Uno dei segni distintivi di Papa Francesco è la capacità di leggere i Vangeli. Tutti ovviamente sappiamo leggerli e magari li leggiamo anche. Ma in genere ci mettiamo davanti a quei testi come se già li “sapessimo”. Così ci sfuggono dettagli e soprattutto ci sfuggono le risonanze con l’oggi. Francesco invece si addentra con molta semplicità tra quelle pagine, e ogni volta sembra scoprire e stupirsi di come aderiscono a quel che noi stiamo vivendo. Li legge non come fossero storia, ma come se, nel succedersi delle parole, stessero accadendo ora.

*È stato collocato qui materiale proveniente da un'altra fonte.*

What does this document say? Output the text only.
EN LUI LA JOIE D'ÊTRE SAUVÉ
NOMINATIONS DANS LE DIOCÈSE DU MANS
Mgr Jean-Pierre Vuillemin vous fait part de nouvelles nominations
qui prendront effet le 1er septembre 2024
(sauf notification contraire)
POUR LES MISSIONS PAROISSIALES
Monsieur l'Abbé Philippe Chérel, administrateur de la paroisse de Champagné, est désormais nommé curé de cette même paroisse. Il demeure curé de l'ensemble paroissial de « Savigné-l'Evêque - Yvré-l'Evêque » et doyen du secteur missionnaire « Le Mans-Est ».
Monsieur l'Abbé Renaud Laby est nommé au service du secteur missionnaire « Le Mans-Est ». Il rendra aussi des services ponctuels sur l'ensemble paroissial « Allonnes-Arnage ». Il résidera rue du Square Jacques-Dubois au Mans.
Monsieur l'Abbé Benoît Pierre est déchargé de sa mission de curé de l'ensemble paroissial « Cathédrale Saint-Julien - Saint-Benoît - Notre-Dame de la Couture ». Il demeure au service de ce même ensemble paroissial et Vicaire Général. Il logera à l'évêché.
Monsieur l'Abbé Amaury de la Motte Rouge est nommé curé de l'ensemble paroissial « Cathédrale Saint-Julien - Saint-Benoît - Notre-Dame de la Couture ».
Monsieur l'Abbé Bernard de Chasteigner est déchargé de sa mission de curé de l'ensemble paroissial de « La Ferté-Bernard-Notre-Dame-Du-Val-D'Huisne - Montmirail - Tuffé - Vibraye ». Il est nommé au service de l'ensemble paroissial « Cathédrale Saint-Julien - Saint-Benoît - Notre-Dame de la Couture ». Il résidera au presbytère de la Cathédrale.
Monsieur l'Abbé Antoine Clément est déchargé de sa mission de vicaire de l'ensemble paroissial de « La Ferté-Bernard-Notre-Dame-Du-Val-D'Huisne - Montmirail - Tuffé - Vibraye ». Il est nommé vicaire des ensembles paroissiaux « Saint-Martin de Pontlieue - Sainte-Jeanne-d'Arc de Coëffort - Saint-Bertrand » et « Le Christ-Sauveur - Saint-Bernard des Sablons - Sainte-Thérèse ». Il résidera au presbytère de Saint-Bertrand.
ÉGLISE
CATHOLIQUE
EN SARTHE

Così è successo ieri in occasione dell’Udienza, quando si è trovato a commentare la pagina di San Luca dei due malfattori crocifissi con Gesù, il cattivo e il buon ladrone. I due, sottolinea Francesco, si rivolgono a Gesù con atteggiamento opposto. Il primo ad entrare in scena è quello cattivo, che non accetta il suo destino e si rivolge quasi con rabbia a Cristo. “Non sei tu il Cristo? Salva te stesso e noi!”, gli dice. Francesco non schematizza facendone un’incarnazione del male. Entrando tra le righe della narrazione coglie il fatto che il perdono era pronto anche per lui. Gesù infatti ha appena detto: “Padre, perdona loro perché non sanno quello che fanno”. Ma il problema del cattivo ladrone, come degli altri che sotto la croce insultano Cristo, è che non si capacita che “il Messia, l’inviato di Dio, possa stare sulla croce senza far nulla per salvarsi”. Aggiunge poi Francesco, quelli come il ladrone “non capivano, questo. Non capivano il mistero del sacrificio di Gesù. E invece Gesù ci ha salvati rimanendo sulla croce… lì ci ha mostrato la sua onnipotenza e lì ci ha perdonati”.



Poi entra in scena il buon ladrone, di cui la tradizione ci tramanda anche il nome, Disma. Ed entra in scena interloquendo con il suo “collega”. “Non hai alcun timore di Dio, tu che sei condannato alla stessa pena?”, gli dice. Sottile e stupenda la notazione del papa a proposito di questo versetto. Il buon ladrone “pone in risalto il punto di partenza del pentimento: il timore di Dio. Ma non la paura di Dio, no: il timore filiale di Dio. Non è la paura, ma quel rispetto che si deve a Dio perché Lui è Dio… È questo rispetto fiducioso che aiuta a fare spazio a Dio e ad affidarsi alla sua misericordia”. È in virtù di questo timore che il buon ladrone confessa la propria colpa e dichiara l’innocenza di Gesù. “Guardando Gesù si pente e accede alla fede. “Guardando Gesù così buono e misericordioso è riuscito a rubarsi il cielo: è un bravo ladro, questo!”, nota con un tocco di spirito il Papa. 



Ed è a questo punto che Francesco fa due sottolineature, di quelle che restano impresse nel cuore di una persona. Nota innanzitutto che mentre il buon ladrone parla al futuro (“Gesù, ricordati di me quando entrerai nel tuo regno”), Gesù sposta tutto al presente (“Oggi sarai con me in Paradiso”), perché, nota sempre Francesco, “la sua promessa è un compimento”. Un “qui e ora”. Non sposta in là, non rinvia. Attua subito la parola.

L’altra sottolineatura è ancora più toccante. Francesco nota che il buon ladrone chiama Gesù per nome. “Lo chiama per nome, ‘Gesù’, con confidenza”. E ripete ancora nelle ultime parole dell’Udienza: “E il buon ladrone lo ha chiamato per nome: ‘Gesù'”. Una cosa semplice. La più semplice che si possa immaginare: avere stabilito, in un istante, un rapporto tale di familiarità, e anche di libertà, con quell’uomo sulla croce da chiamarlo per nome. Come se lo conoscesse da sempre. Invece è accaduto tutto lì, in quell’istante. Non c’è nulla che dia l’idea della semplicità del cristianesimo come quel chiamare per nome, quasi rivolgendosi a qualcuno così amico a cui si può chiedere tutto. Anche di portarci in Paradiso. “È una invocazione breve, e tutti noi possiamo farla durante la giornata tante volte: ‘Gesù’. ‘Gesù’, semplicemente. E così fatela durante tutta la giornata”, ha concluso Francesco. Impossibile non essergli grati di questo suggerimento.